Level/levelup

Batch get option

NirmalVatsyayan opened this issue Β· 23 comments

Hi,
Is there any batch get option or trick to get for multiple keys in minimum pass. We have a use case where we need to get values of 15 K keys, firing so many get requests is not a proper way probably.

Kindly assist.

Depending on what your keys look like, you could do a db.createReadStream() with a key interval that incorporates all keys and just filter out the values for the keys that you are interested in.

@juliangruber Any other ideas?

If the keys are adjacent, then db.createReadStream({ limit: 15000 }) will do the trick.

If there are small gaps (say you have keys a, b, c in the database and you want to get a and c), then @ralphtheninja's suggestion of filtering is fine.

If there are big gaps (you have keys a-z but only want to get a and z), you could consider using seek() on an iterator, but this is a lower-level mechanism and only supported by leveldown and not exposed in levelup. So only go there if you really need it.

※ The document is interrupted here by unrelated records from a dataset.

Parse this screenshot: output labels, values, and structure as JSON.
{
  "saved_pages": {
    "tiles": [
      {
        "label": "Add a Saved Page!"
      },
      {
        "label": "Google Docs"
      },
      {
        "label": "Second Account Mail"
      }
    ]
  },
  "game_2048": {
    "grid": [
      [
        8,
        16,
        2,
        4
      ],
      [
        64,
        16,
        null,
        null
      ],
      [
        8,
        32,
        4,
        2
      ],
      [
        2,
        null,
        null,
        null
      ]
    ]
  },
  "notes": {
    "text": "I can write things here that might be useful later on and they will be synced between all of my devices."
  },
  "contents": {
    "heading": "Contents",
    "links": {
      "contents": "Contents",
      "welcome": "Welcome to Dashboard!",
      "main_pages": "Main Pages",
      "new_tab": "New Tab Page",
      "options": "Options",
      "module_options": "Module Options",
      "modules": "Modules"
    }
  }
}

If you can design your keys in such a way (making use of the lexicographical sort order) that they are indeed adjacent, that's the preferred way. You wouldn't need to skip anything.

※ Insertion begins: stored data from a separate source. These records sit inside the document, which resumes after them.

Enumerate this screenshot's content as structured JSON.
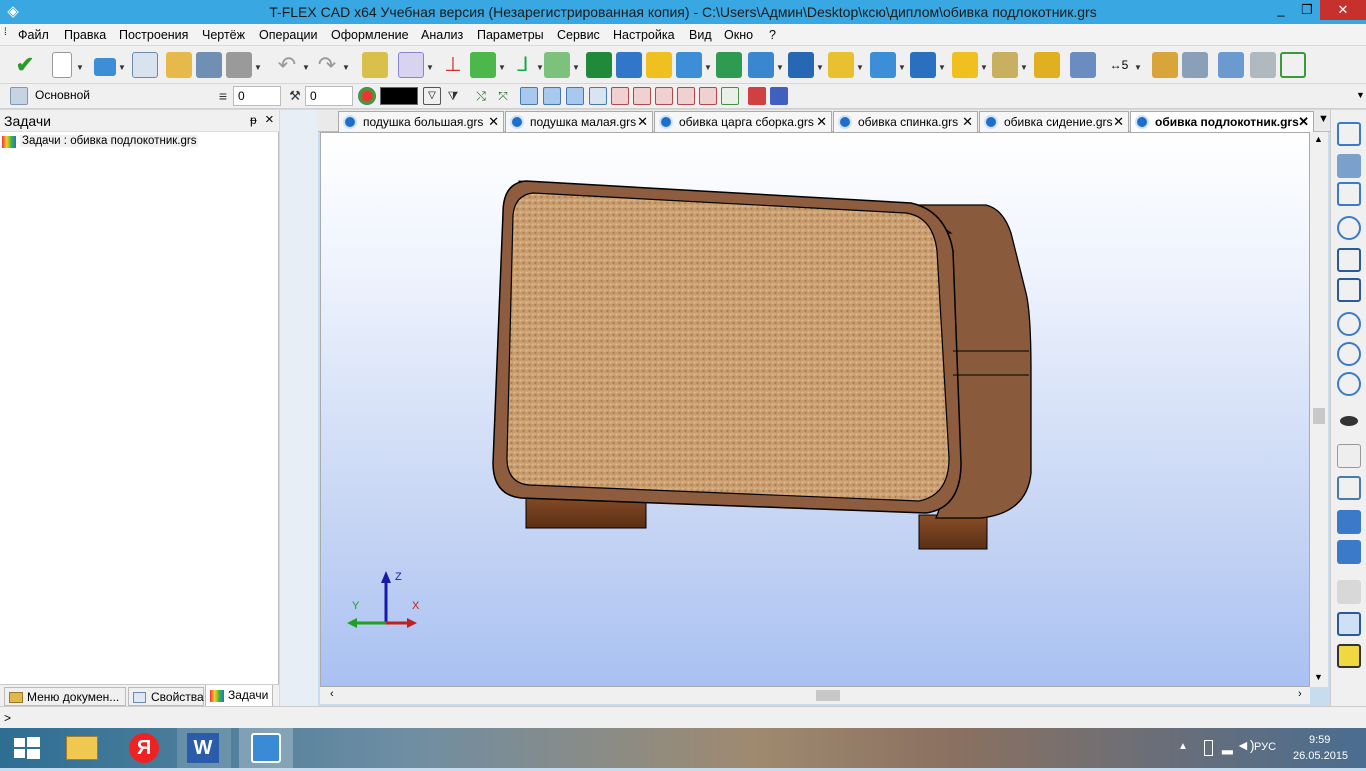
{
  "window": {
    "title": "T-FLEX CAD x64 Учебная версия (Незарегистрированная копия) - C:\\Users\\Админ\\Desktop\\ксю\\диплом\\обивка подлокотник.grs",
    "minimize": "_",
    "maximize": "❐",
    "close": "✕"
  },
  "menu": [
    "Файл",
    "Правка",
    "Построения",
    "Чертёж",
    "Операции",
    "Оформление",
    "Анализ",
    "Параметры",
    "Сервис",
    "Настройка",
    "Вид",
    "Окно",
    "?"
  ],
  "toolbar2": {
    "layer_name": "Основной",
    "level_value": "0",
    "priority_value": "0"
  },
  "left_panel": {
    "title": "Задачи",
    "pin": "ᵽ",
    "close": "×",
    "tree_item": "Задачи : обивка подлокотник.grs",
    "bottom_tabs": [
      "Меню докумен...",
      "Свойства",
      "Задачи"
    ]
  },
  "doc_tabs": [
    {
      "label": "подушка большая.grs",
      "active": false
    },
    {
      "label": "подушка малая.grs",
      "active": false
    },
    {
      "label": "обивка царга сборка.grs",
      "active": false
    },
    {
      "label": "обивка спинка.grs",
      "active": false
    },
    {
      "label": "обивка сидение.grs",
      "active": false
    },
    {
      "label": "обивка подлокотник.grs",
      "active": true
    }
  ],
  "axes": {
    "x": "X",
    "y": "Y",
    "z": "Z"
  },
  "status": {
    "prompt": ">"
  },
  "taskbar": {
    "time": "9:59",
    "date": "26.05.2015",
    "lang": "РУС"
  },
  "colors": {
    "title_bar": "#39a8e2",
    "close_button": "#c7312d",
    "fabric": "#c99c6e",
    "leather": "#8a5a3c",
    "wood": "#6e3c1c"
  }
}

Retrieving a "bag of keys" is pretty valid and common scenario which is not totally straightforward due the to asnyc-iness of the API. Just now the API handles batches of noncontiguous writes, so it seems reasonable for it to handle batches of reads.

If you want to fetch noncontiguous values, at the moment you have to carefully read the whole README just to confirm that there isnt a builtin, and then you have to work out some sort of boilerplate incantation to wire up a sequence of gets, and package up the result (slightly tricky owing to the async nature of the API).

Changing the API would be a bit drastic at this stage in the 2.x.x release, but I think the lib would be a lot more accessible if there was at least a quick novice-friendly copy-paste example for "batch get" in the docs.

@fergiemcdowall Can you share a use case? I'd try to shift the thinking to storing a bag of keys. Key design is important. If the keys are contiguous on disk, reading is too. In other words, if you need to read a lot of keys that "belong together", shouldn't they be stored together?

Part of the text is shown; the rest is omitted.